Marine Le Pen prévoit de lancer une « grande consultation » sur la nationalité

« Qu’est-ce qu’être français? » a interrogé lundi soir Marine Le Pen lors de sa quatrième conférence présidentielle, consacrée à la citoyenneté. Sa réponse: « Est français celle ou celui pour lequel la France passe avant tout; avant tout autre attachement public, qu’il soit religieux, politique, idéologique ou régionaliste. (…) Est français celui qui sait à tout moment, quelle que soit la violence des débats (…) que ce qui l’unit à ses adversaires est bien moindre que ce qui l’unit à eux. Est français celui pour qui la loi de la République est la seule qui s’applique sur le territoire. »

« Devenir français, ajoute la candidate du FN, signifie l’acceptation explicite de principes, de règles et de lois qui sont ceux de la France et qui déterminent la citoyenneté française. Le refus de ces règles pour des raisons religieuses, morales, politiques, est tout à fait respectable quand il signifie le refus de nationalité française. En revanche, il est condamnable quand des raisons économiques, le confort de la protection sociale ou la volonté de conquête poussent à demander la citoyenneté d’une nation que l’on entend détruire de l’intérieur ».

Décrivant une France menacée par « le totalitarisme mou », le multiculturalisme, le « déni de démocratie », « le vide creusé par l’Union européenne et l’individualisme radical » et où « le mondialisme » a tout brouillé dans « un grand tout universel », Marine Le Pen estime que « c’est aux Français de dire qui est français ».

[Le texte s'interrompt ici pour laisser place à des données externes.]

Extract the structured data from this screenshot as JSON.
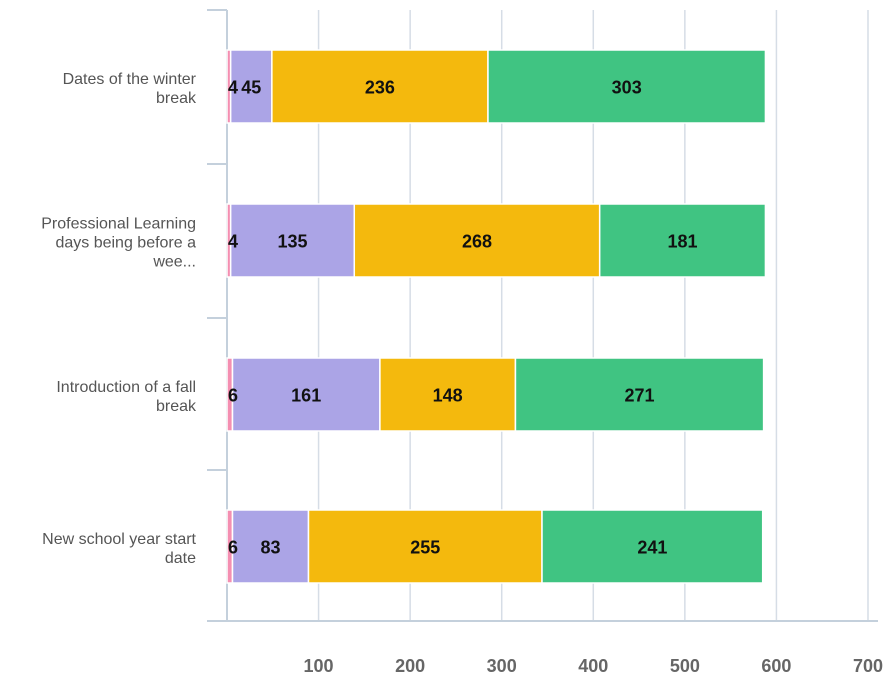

Pour cela, si elle est élue présidente de la République, elle lancera une « grande consultation » sur le sujet suivant : « Quelles sont les conditions d’entrée, de séjour et d’acquisition de la nationalité ? C’est aux Français et à eux seuls d’en décider. Je ne méconnais pas les souffrances des populations déplacées de force, le malheur des réfugiés et de tous ceux qui fuient un pays dans lequel ils n’ont pas d’espoir de vivre libre » (…) Mais les Français n’ont pas à supporter les conséquences de l’aventurisme stratégique américain au Proche et au Moyen-Orient ».

Elle n’en a pas dit beaucoup plus, mais ce ne serait pas un référendum, a confirmé son entourage par la voix de Philippe Olivier, le programme de Marine Le Pen étant entendu comme approuvé (et notamment la « priorité nationale ») si elle est élue présidente de la République.

Il s’agira plutôt d’en savoir plus sur « l’assimilation réelle » des étrangers vivant en France et sur « la nature, le périmètre et l’accès à notre système de santé et à nos régimes de solidarité, désormais si peu nationaux ». Ce pourrait être une sorte d’audit réalisé par des spécialistes, malgré la défiance du FN envers les experts et autres « sachants »…

La candidate a annoncé la création d’une « carte vitale biométrique fusionnée avec un titre d’identité » et une « négociation avec les Etats concernés » pour la protection sociale des étudiants ou immigrés. « Une France qui se décide plus des conditions d’accès à son territoire et à sa citoyenneté est une France qui s’efface et qui disparaît. Je ne m’y résigne pas », a-t-elle ajouté.

Dans ses 144 engagements de campagne, figurent déjà la suppression du droit du sol et de la double nationalité extra-européenne, ainsi que la « fin de l’automaticité du regroupement familial ». En fait, la réponse à l’objet de la « grande consultation » (qui n’est pas sans rappeler les débats lancés par Nicolas Sarkozy sur l’identité nationale en 2007) semble déjà figurer dans l’engagement numéro 27: «L’acquisition de la nationalité française sera possible uniquement par la filiation ou la naturalisation dont les conditions seront par ailleurs plus exigeantes. » Mais pourquoi poser une question dont on a déjà prévu la réponse?